In 2024, the company partnered with the Nigerian Conservation Foundation (NCF) to launch an ambitious initiative: to plant over one million trees across six African nations.

This is not a simple corporate social responsibility gesture; it is a core business strategy. As a key part of Nigeria's Green Recovery Project, which aims to restore 25% of the nation's forest cover by 2047, planting trees is a tangible, long-term investment in risk reduction.

Forests restore ecosystems, prevent soil erosion, and provide a natural defense against flooding, directly mitigating the catastrophic climate events that threaten the industry’s balance sheet.

Re-Arming for a New Reality

This new war is also being fought with technology and talent. At a 2025 CEO Summit in Cape Town, over 100 of Africa's top insurance leaders gathered to discuss the role of technology, particularly artificial intelligence, in revolutionizing risk management.

AI can model complex climate patterns with greater accuracy, help design smarter parametric triggers, and process claims with unprecedented speed.

To lead this charge, insurers are rejuvenating their leadership. Continental Re appointed Fatai Kayode Lawal as the new Managing Director of its Nigerian operations.

Lawal is not a new face; he was the company's first employee four decades ago.
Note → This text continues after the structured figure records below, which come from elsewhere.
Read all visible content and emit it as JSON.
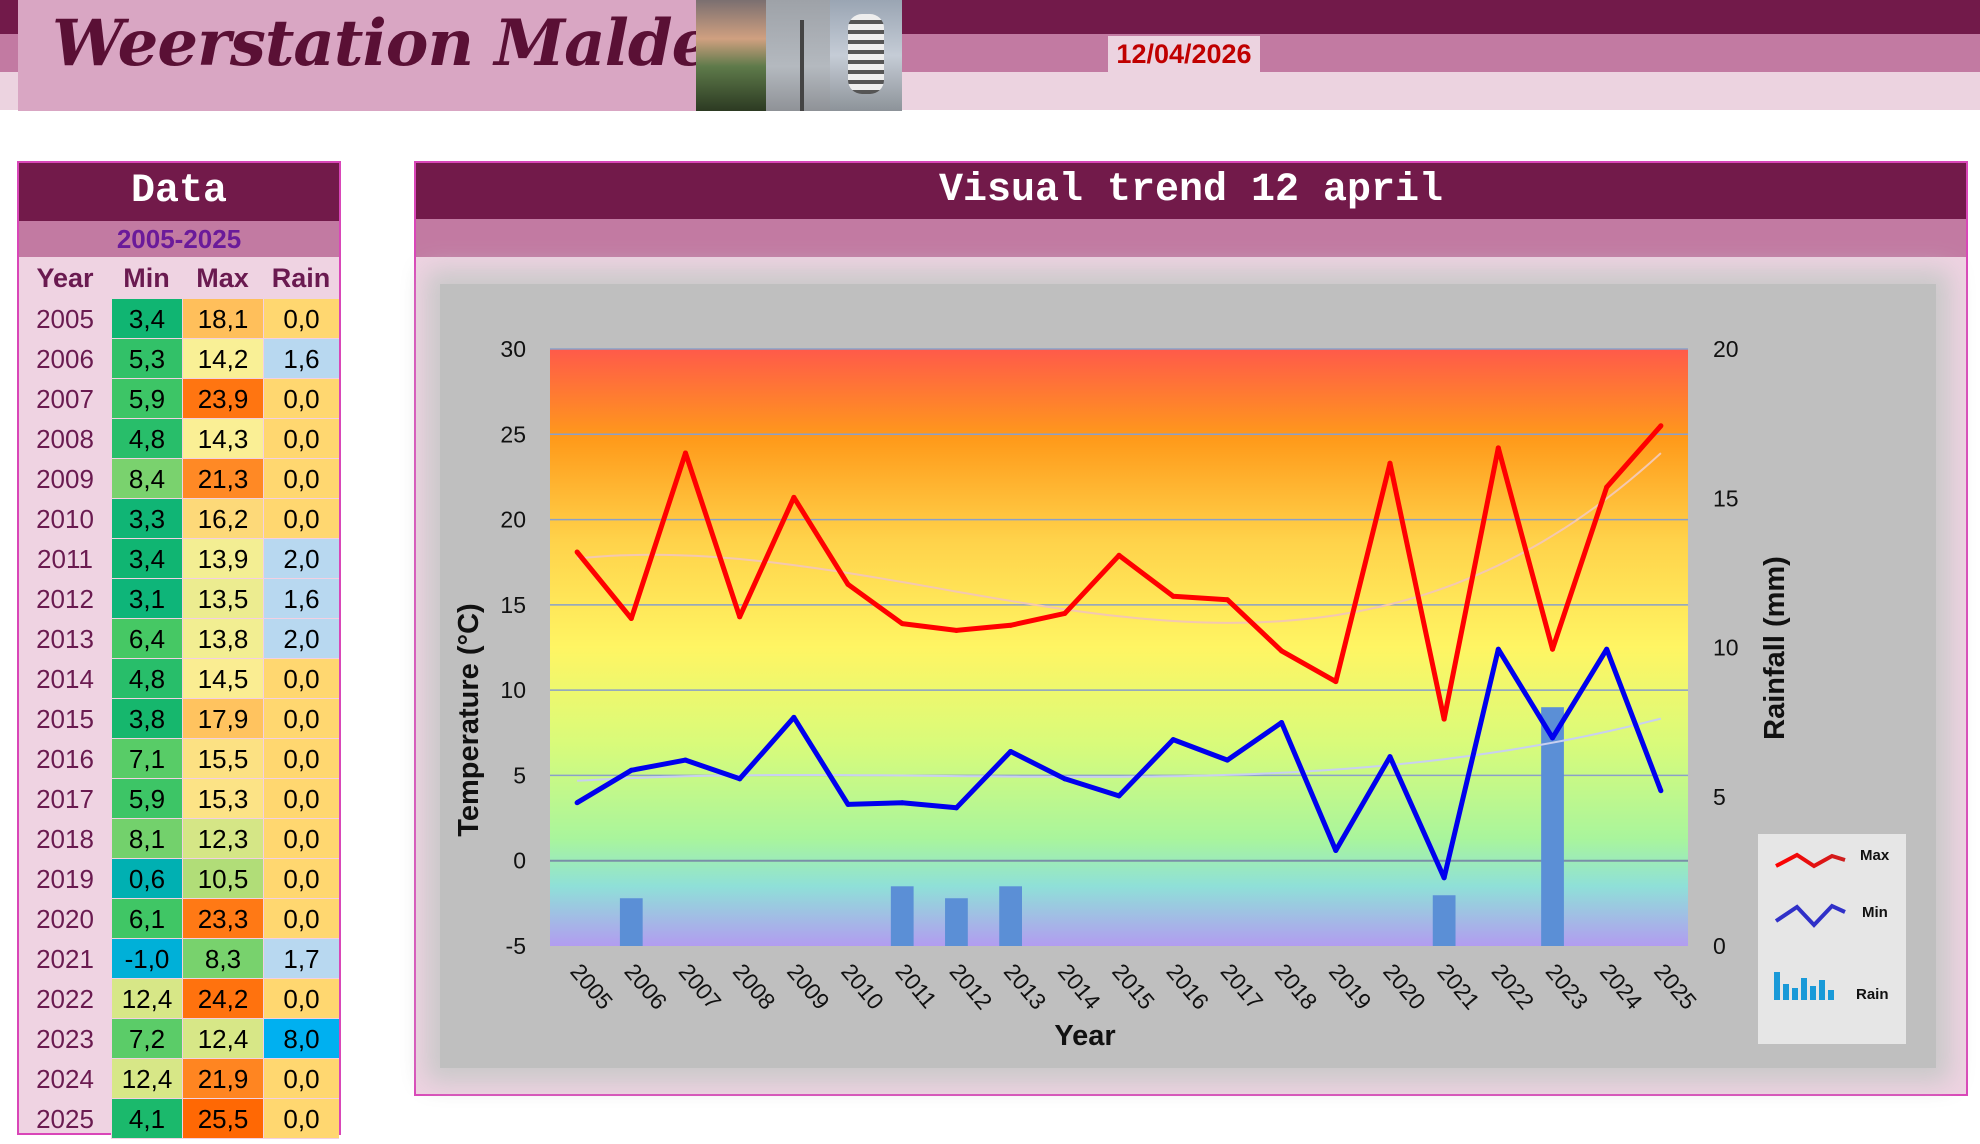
{
  "header": {
    "title": "Weerstation Malderen",
    "date": "12/04/2026"
  },
  "table": {
    "title": "Data",
    "range": "2005-2025",
    "headers": [
      "Year",
      "Min",
      "Max",
      "Rain"
    ],
    "rows": [
      {
        "year": "2005",
        "min": "3,4",
        "max": "18,1",
        "rain": "0,0"
      },
      {
        "year": "2006",
        "min": "5,3",
        "max": "14,2",
        "rain": "1,6"
      },
      {
        "year": "2007",
        "min": "5,9",
        "max": "23,9",
        "rain": "0,0"
      },
      {
        "year": "2008",
        "min": "4,8",
        "max": "14,3",
        "rain": "0,0"
      },
      {
        "year": "2009",
        "min": "8,4",
        "max": "21,3",
        "rain": "0,0"
      },
      {
        "year": "2010",
        "min": "3,3",
        "max": "16,2",
        "rain": "0,0"
      },
      {
        "year": "2011",
        "min": "3,4",
        "max": "13,9",
        "rain": "2,0"
      },
      {
        "year": "2012",
        "min": "3,1",
        "max": "13,5",
        "rain": "1,6"
      },
      {
        "year": "2013",
        "min": "6,4",
        "max": "13,8",
        "rain": "2,0"
      },
      {
        "year": "2014",
        "min": "4,8",
        "max": "14,5",
        "rain": "0,0"
      },
      {
        "year": "2015",
        "min": "3,8",
        "max": "17,9",
        "rain": "0,0"
      },
      {
        "year": "2016",
        "min": "7,1",
        "max": "15,5",
        "rain": "0,0"
      },
      {
        "year": "2017",
        "min": "5,9",
        "max": "15,3",
        "rain": "0,0"
      },
      {
        "year": "2018",
        "min": "8,1",
        "max": "12,3",
        "rain": "0,0"
      },
      {
        "year": "2019",
        "min": "0,6",
        "max": "10,5",
        "rain": "0,0"
      },
      {
        "year": "2020",
        "min": "6,1",
        "max": "23,3",
        "rain": "0,0"
      },
      {
        "year": "2021",
        "min": "-1,0",
        "max": "8,3",
        "rain": "1,7"
      },
      {
        "year": "2022",
        "min": "12,4",
        "max": "24,2",
        "rain": "0,0"
      },
      {
        "year": "2023",
        "min": "7,2",
        "max": "12,4",
        "rain": "8,0"
      },
      {
        "year": "2024",
        "min": "12,4",
        "max": "21,9",
        "rain": "0,0"
      },
      {
        "year": "2025",
        "min": "4,1",
        "max": "25,5",
        "rain": "0,0"
      }
    ]
  },
  "chart_data": {
    "type": "line",
    "title": "Visual trend 12 april",
    "xlabel": "Year",
    "ylabel": "Temperature (°C)",
    "y2label": "Rainfall (mm)",
    "categories": [
      "2005",
      "2006",
      "2007",
      "2008",
      "2009",
      "2010",
      "2011",
      "2012",
      "2013",
      "2014",
      "2015",
      "2016",
      "2017",
      "2018",
      "2019",
      "2020",
      "2021",
      "2022",
      "2023",
      "2024",
      "2025"
    ],
    "ylim": [
      -5,
      30
    ],
    "yticks": [
      -5,
      0,
      5,
      10,
      15,
      20,
      25,
      30
    ],
    "y2lim": [
      0,
      20
    ],
    "y2ticks": [
      0,
      5,
      10,
      15,
      20
    ],
    "grid": true,
    "legend_position": "bottom-right",
    "series": [
      {
        "name": "Max",
        "type": "line",
        "axis": "left",
        "color": "#ff0000",
        "values": [
          18.1,
          14.2,
          23.9,
          14.3,
          21.3,
          16.2,
          13.9,
          13.5,
          13.8,
          14.5,
          17.9,
          15.5,
          15.3,
          12.3,
          10.5,
          23.3,
          8.3,
          24.2,
          12.4,
          21.9,
          25.5
        ]
      },
      {
        "name": "Min",
        "type": "line",
        "axis": "left",
        "color": "#0000ee",
        "values": [
          3.4,
          5.3,
          5.9,
          4.8,
          8.4,
          3.3,
          3.4,
          3.1,
          6.4,
          4.8,
          3.8,
          7.1,
          5.9,
          8.1,
          0.6,
          6.1,
          -1.0,
          12.4,
          7.2,
          12.4,
          4.1
        ]
      },
      {
        "name": "Rain",
        "type": "bar",
        "axis": "right",
        "color": "#5b8fd6",
        "values": [
          0,
          1.6,
          0,
          0,
          0,
          0,
          2.0,
          1.6,
          2.0,
          0,
          0,
          0,
          0,
          0,
          0,
          0,
          1.7,
          0,
          8.0,
          0,
          0
        ]
      }
    ],
    "trendlines": true
  },
  "colors": {
    "header_dark": "#721a4a",
    "header_mid": "#c27aa2",
    "header_light": "#ecd3e0",
    "panel_border": "#d946b8",
    "date_text": "#c00000"
  }
}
His appointment sends a clear message: the future requires a blend of deep, foundational integrity and a new mandate to spearhead digital transformation, develop new climate risk solutions, and nurture the next generation of African insurance professionals.

This journey from a small, local reinsurer into a pan-African powerhouse operating in over 50 countries is a mirror of Africa’s broader evolution.

By bolstering local underwriting capacity, spurring investment retention, and training new talent at its CRe Academy, the industry is building a future based on self-sufficiency.

This new generation of African insurers is conveying a resolute message: Africa's future must be underwritten by those who understand its realities and share its aspirations.

Through deeds and vision, they are not just fortifying a continent against risk; they are helping it build a future with confidence and purpose.